An IRA — or individual retirement account — is an investment account you can use to save for retirement. You can contribute in addition to a traditional IRA or your company’s 401(k).
The IRA is a label that is put on an investment account that gives it special tax treatment. Inside of that investment account, you can make investments just as you would in a non-retirement account.
Roth IRAs are special because you contribute after-tax dollars. You pay income tax on the money before you invest it. Because you’ve already been taxed on it, when you’re ready to begin withdrawing money in retirement, you'll have tax-free withdrawals. This tax-free treatment also applies to any growth the account earned, so you actually never pay taxes on the growth.
This is different from a traditional IRA or 401(k) which uses pre-tax dollars. While those types of accounts come with their own tax benefits, because you aren’t taxed upfront, you'll have to pay income taxes on any withdrawals you make in the future.
As mentioned above, Roth IRA contributions also grow tax-free. Any assets you purchase in the account, like stocks, can appreciate in value while any interest or dividends you earn can be reinvested. As long as you don’t take distributions on your earnings until after you hit age 59 ½ and have maintained your account for at least five years, Uncle Sam won’t hit you with an income tax bill.
Because IRAs are tax-benefited accounts, there are rules about how much investors can contribute.
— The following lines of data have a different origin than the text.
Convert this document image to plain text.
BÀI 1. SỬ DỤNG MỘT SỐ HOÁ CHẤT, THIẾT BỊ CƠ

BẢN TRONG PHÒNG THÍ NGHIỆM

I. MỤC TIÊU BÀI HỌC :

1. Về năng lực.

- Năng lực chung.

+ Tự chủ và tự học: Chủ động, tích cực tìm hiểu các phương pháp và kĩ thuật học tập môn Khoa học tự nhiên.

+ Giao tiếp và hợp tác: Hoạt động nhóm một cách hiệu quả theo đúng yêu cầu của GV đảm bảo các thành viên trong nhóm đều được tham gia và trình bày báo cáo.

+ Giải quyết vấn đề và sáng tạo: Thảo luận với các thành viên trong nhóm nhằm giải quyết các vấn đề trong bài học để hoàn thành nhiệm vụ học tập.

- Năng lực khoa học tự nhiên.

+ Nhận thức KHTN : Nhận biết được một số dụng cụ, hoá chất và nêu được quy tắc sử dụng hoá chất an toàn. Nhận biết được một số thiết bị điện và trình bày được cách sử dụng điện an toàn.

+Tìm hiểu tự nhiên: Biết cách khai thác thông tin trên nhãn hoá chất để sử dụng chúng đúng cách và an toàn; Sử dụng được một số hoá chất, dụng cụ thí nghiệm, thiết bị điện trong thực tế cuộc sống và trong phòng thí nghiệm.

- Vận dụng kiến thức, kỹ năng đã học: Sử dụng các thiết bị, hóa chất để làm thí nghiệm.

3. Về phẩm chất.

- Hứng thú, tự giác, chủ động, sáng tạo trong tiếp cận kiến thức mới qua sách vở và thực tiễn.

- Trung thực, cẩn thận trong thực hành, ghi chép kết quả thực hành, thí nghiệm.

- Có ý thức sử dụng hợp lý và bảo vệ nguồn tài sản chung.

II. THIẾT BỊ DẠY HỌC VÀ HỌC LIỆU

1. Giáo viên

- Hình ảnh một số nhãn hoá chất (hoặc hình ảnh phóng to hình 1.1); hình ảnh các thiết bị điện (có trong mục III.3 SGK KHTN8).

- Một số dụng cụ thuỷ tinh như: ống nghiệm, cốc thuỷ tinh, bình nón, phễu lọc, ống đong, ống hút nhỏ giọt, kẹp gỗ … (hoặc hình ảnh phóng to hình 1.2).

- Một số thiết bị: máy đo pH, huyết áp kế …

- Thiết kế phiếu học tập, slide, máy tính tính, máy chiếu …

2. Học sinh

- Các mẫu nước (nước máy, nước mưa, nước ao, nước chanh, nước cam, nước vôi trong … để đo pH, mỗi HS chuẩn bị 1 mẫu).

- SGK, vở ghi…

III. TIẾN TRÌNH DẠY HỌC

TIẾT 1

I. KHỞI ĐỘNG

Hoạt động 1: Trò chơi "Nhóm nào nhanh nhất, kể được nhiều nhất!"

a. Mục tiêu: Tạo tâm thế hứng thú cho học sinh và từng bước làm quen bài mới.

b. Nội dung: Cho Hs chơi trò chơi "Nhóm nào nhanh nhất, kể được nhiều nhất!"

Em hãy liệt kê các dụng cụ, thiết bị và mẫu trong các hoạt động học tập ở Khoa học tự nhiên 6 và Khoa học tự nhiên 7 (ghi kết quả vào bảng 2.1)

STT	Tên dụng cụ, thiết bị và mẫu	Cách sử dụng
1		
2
For 2024, individuals earning less than $146,000 a year can contribute up to $7,000 while married couples can make the same contribution if their combined income is less than $230,000.
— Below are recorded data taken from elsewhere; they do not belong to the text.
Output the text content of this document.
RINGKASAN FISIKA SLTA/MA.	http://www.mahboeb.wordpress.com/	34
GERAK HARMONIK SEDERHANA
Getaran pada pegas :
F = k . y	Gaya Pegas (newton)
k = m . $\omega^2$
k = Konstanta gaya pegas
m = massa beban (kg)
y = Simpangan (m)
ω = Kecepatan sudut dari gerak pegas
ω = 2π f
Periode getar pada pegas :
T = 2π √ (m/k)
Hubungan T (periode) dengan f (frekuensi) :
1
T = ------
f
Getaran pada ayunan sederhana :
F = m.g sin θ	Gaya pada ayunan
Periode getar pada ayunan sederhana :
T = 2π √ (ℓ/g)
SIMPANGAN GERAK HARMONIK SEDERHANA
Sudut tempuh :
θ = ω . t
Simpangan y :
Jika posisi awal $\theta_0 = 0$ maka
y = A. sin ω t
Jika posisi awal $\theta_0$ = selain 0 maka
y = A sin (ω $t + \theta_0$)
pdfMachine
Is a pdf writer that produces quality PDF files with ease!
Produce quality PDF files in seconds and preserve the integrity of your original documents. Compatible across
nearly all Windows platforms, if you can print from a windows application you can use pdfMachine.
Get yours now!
However, if your income exceeds these limits, you'll want to use a different individual retirement account — high-income earners who make more than this are not eligible to fully contribute to a Roth IRA and can only put in a reduced amount.
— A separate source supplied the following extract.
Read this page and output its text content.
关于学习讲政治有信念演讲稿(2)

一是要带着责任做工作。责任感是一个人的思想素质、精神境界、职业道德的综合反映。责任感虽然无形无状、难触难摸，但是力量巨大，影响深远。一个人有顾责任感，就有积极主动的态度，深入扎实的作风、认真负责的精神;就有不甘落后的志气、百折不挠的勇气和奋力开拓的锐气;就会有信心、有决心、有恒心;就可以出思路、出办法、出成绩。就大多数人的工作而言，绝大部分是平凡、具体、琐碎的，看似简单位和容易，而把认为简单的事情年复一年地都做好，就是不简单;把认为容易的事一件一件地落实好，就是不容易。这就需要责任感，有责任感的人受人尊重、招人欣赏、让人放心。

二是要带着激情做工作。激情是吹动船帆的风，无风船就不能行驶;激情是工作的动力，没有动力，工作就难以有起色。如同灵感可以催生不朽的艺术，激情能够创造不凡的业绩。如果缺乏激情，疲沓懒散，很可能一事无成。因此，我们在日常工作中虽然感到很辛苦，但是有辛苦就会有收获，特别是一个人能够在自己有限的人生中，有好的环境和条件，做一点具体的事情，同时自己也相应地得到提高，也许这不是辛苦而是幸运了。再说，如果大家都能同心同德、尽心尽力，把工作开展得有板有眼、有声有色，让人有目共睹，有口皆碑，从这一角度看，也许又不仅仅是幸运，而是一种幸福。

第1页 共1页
Related: What Is a Traditional IRA?

Pros and Cons of a Roth IRA
Pros of a Roth IRA
Roth IRAs have some significant tax benefits that are worth taking advantage of. These are some of the biggest draws of investing in a Roth IRA.
- Tax benefits. Investments kept in a Roth IRA grow tax-free.
- No required minimum distributions. Unless you've established a beneficiary of your Roth IRA account, you won't have an RMD.
- Withdraw your original contribution early. You can withdraw your contributions without incurring penalties or being charged taxes.
Cons of a Roth IRA
Despite the perks of investing in a Roth IRA, there are some drawbacks to be mindful of. Here are some of the biggest ones to consider.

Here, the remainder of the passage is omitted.